Process automation segment revenue stood at INR6b, flat YoY but improving QoQ (up 22%), supported by execution of existing orders and stronger service contributions. PBIT margins improved 50bp QoQ, mainly due to a higher share of service and retrofit execution. Order inflows declined 4% YoY but increased 2% QoQ, as large project decisions were delayed, while service and base orders provided stability. Demand was led by metals, energy, and marine industries, while customers in process sectors deferred major greenfield expansions amid macro uncertainty. We expect the segment’s revenue/orders to clock a CAGR of 6%/15% over CY25-27, with PBIT margins to be in the range of 17.0-18.5%.

 

Financial outlook

We broadly maintain our estimates for CY25 and cut our estimates by 6%/7% for CY26/27 to bake in lower margins for the Electrification and Motion segments, which are currently affected by QCO implementation as well as competitive pricing.
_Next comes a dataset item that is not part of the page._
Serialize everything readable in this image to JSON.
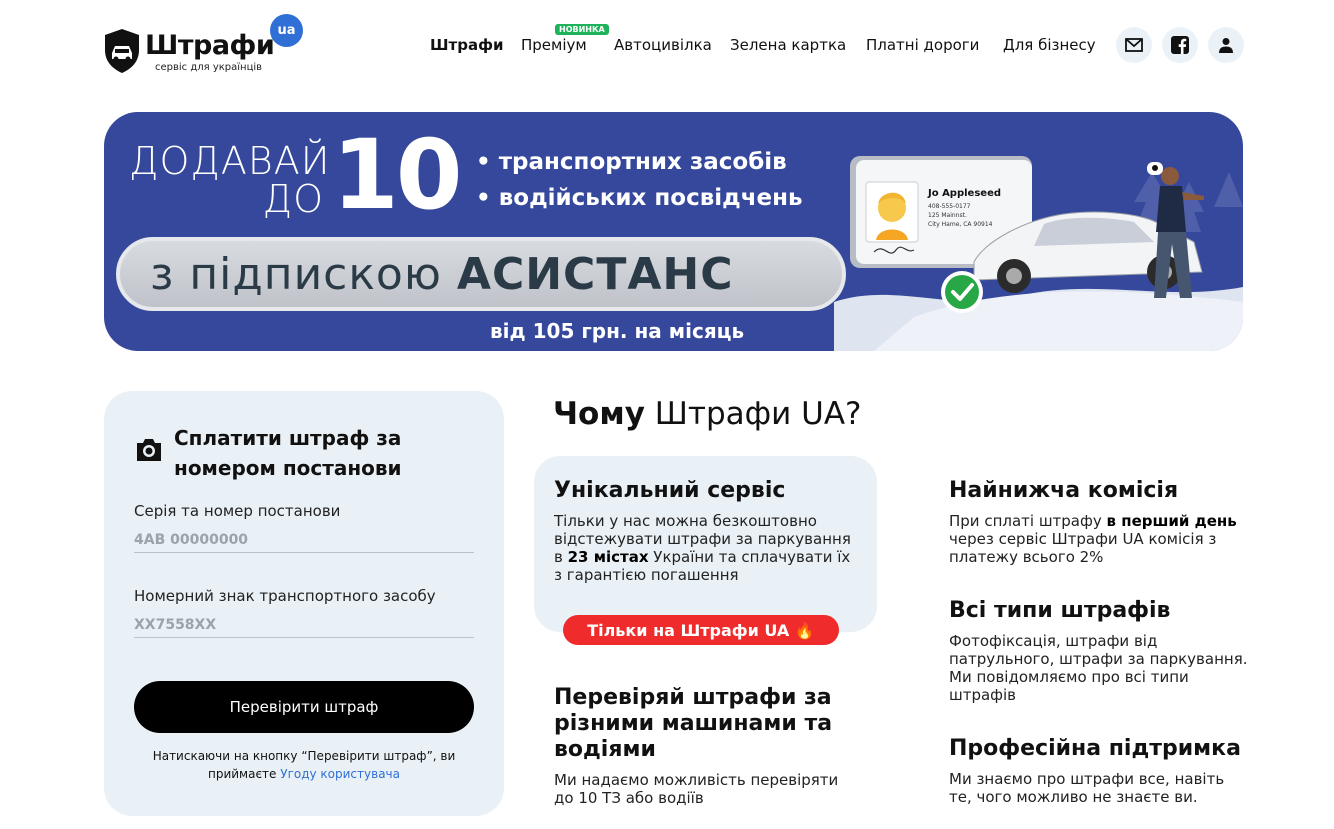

We thus expect revenue/EBITDA/PAT CAGR of 13%/16%/15% over CY25-27.

 

Valuation and recommendation

We believe that in the near term, ABB can underperform due to pressure on margins as well as sluggish ordering activity across the private and government sectors. However, in the long run, we expect ABB to improve upon margins once QCO implementation is over in the next few quarters and revenues once ordering activity starts ramping up. We thus reiterate our BUY rating with a revised DCFbased TP of INR5,800, implying a target multiple of 55x Dec’27 earnings. Scope of rerating back to higher multiples, as seen earlier for ABB, will emerge once inflows and margins start showing an improving trend.

 

Key risks and concerns

Slowdown in order inflows, pricing pressure across segments, increased competition, supply chain issues, and geopolitical risks could affect our estimates and valuations.